Gillibrand on mental health

Sen. Kirsten E. Gillibrand on Tuesday released a plan intended to boost mental health care services, as the subject receives renewed attention in the wake of the recent shootings in Texas and Ohio.

She called for an expansion of community health centers that provide mental and behavioral health care, and she said she would work to combat “implicit biases” in mental health care that disadvantage people of color and other “harmed” communities.

“If we truly believe that health care is a right and not a privilege, then access to quality mental health treatments cannot be up for debate,” the New York Democrat said in a Medium post. “It’s time for mental health to be taken as seriously as physical health.”

Ms.

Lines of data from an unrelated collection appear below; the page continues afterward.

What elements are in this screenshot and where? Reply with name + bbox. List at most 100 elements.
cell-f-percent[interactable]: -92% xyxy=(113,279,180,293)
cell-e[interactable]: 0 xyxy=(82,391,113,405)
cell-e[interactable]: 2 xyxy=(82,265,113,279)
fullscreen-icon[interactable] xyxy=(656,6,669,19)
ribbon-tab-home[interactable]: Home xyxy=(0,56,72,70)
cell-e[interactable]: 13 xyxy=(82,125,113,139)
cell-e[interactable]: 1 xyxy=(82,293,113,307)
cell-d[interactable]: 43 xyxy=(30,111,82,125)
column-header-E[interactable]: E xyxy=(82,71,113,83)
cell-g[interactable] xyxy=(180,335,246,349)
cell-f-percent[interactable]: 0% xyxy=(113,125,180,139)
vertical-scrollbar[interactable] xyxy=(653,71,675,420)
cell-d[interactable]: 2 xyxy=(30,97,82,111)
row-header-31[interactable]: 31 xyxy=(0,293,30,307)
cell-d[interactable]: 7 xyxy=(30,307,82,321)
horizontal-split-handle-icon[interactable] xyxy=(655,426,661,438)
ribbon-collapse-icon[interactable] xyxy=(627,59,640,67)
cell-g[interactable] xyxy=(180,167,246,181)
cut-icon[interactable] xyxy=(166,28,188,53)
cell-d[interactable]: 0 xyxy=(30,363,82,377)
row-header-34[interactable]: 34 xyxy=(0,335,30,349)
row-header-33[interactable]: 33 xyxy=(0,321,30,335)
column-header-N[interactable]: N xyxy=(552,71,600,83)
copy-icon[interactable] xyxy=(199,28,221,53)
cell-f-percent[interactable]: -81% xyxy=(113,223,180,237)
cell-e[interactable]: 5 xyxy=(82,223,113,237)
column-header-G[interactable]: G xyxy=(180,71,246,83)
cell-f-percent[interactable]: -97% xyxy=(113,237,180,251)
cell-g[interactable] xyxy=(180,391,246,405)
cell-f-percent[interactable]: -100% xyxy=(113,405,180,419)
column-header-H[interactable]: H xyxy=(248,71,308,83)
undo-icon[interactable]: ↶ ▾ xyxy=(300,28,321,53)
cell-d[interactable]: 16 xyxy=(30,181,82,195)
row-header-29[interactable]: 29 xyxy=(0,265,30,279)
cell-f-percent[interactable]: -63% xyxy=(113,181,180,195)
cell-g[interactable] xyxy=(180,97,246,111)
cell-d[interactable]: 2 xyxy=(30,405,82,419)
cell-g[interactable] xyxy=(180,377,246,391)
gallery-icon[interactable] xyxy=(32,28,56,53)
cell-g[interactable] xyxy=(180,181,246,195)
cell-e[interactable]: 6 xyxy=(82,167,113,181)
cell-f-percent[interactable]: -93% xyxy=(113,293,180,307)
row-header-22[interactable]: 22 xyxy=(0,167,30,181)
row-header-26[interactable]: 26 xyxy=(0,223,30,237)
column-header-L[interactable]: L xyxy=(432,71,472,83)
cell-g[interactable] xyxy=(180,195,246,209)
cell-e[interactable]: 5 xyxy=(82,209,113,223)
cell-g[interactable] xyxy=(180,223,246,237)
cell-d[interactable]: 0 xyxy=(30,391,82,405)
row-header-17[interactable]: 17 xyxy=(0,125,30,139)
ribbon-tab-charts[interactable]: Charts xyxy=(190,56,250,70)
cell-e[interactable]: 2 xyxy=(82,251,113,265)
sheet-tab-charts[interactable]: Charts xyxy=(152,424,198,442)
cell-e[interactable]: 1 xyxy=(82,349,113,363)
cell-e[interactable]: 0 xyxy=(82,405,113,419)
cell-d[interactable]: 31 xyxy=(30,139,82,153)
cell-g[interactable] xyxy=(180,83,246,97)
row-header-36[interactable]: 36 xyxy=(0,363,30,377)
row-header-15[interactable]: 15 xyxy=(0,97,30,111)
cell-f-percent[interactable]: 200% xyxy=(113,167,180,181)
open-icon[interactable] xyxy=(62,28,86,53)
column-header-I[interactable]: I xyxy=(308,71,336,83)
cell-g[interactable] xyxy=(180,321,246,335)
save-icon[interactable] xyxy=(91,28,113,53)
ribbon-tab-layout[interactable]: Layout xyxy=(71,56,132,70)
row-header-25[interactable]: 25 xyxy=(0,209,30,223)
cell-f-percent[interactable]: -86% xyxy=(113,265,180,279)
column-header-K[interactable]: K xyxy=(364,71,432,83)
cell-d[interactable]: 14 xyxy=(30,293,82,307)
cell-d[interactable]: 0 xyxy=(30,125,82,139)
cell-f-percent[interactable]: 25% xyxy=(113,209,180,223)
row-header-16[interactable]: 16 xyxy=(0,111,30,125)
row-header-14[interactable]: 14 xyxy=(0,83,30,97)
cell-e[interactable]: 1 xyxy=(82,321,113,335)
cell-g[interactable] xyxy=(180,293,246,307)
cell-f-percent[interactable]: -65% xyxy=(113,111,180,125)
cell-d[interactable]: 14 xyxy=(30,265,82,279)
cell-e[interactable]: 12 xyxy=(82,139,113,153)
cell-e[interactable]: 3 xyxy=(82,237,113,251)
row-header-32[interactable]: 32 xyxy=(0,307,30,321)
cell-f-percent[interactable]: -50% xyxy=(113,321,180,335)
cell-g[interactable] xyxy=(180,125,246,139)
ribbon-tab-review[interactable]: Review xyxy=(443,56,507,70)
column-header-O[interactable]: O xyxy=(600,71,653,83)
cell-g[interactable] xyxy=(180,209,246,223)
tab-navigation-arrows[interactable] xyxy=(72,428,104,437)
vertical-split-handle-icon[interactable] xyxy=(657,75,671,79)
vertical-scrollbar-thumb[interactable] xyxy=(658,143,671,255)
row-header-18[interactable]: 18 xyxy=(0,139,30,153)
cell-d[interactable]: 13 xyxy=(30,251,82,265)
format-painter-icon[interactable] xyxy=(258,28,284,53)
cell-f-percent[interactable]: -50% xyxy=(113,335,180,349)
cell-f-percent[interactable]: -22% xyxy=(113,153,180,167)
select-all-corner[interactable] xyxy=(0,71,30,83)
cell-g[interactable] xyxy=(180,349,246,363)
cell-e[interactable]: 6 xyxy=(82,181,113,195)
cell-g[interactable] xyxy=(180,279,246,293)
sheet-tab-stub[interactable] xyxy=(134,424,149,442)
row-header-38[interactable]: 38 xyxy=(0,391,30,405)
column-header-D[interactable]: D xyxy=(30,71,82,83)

Gillibrand vowed to expand school-based mental health care treatment, expand access to mental and behavioral health care for rural Americans, and invest further in suicide prevention efforts for young people and the LGBTQ community.

Ms. Gillibrand also said she would work to ensure proper reimbursement rates for “non-traditional” treatment and prevention methods, such as connecting people seeking treatment with a peer familiar with their background.

She also wants to address the link between mental health and the epidemic of opioid addiction in the country through efforts such as a grant program for family support services, and incentives for specialized training in which health providers could opt for alternative pain management treatments.

Castro on animal welfare

Former Housing Secretary Julian Castro on Monday introduced a wide-ranging animal welfare proposal that would make animal cruelty a federal crime and ban the import of “big-game trophies,” among other priorities.

Mr. Castro wants to end lethal methods of animal control through a new $40 million grant program to local governments. He would increase the federal role in policing dog breeders and more rigorously enforce federal animal welfare laws his campaign says the Trump administration has sought to undercut.

Mr. Castro said President Trump doesn’t care about animals and has put “corporate profits over living creatures.”

“This groundbreaking plan will improve the treatment of animals around the country and the world, and undo Donald Trump’s damage,” he said.

His plan would prohibit the testing of cosmetic products on animals, ban unlicensed private ownership of “big cats” such as lions and tigers, and permanently ban horse slaughter for human consumption — a frequent point of contention in annual spending bills Congress passes.

Mr. Castro also envisions higher federal standards for animal welfare in farms and expanding rights of whistle-blowers to encourage them to report bad actors.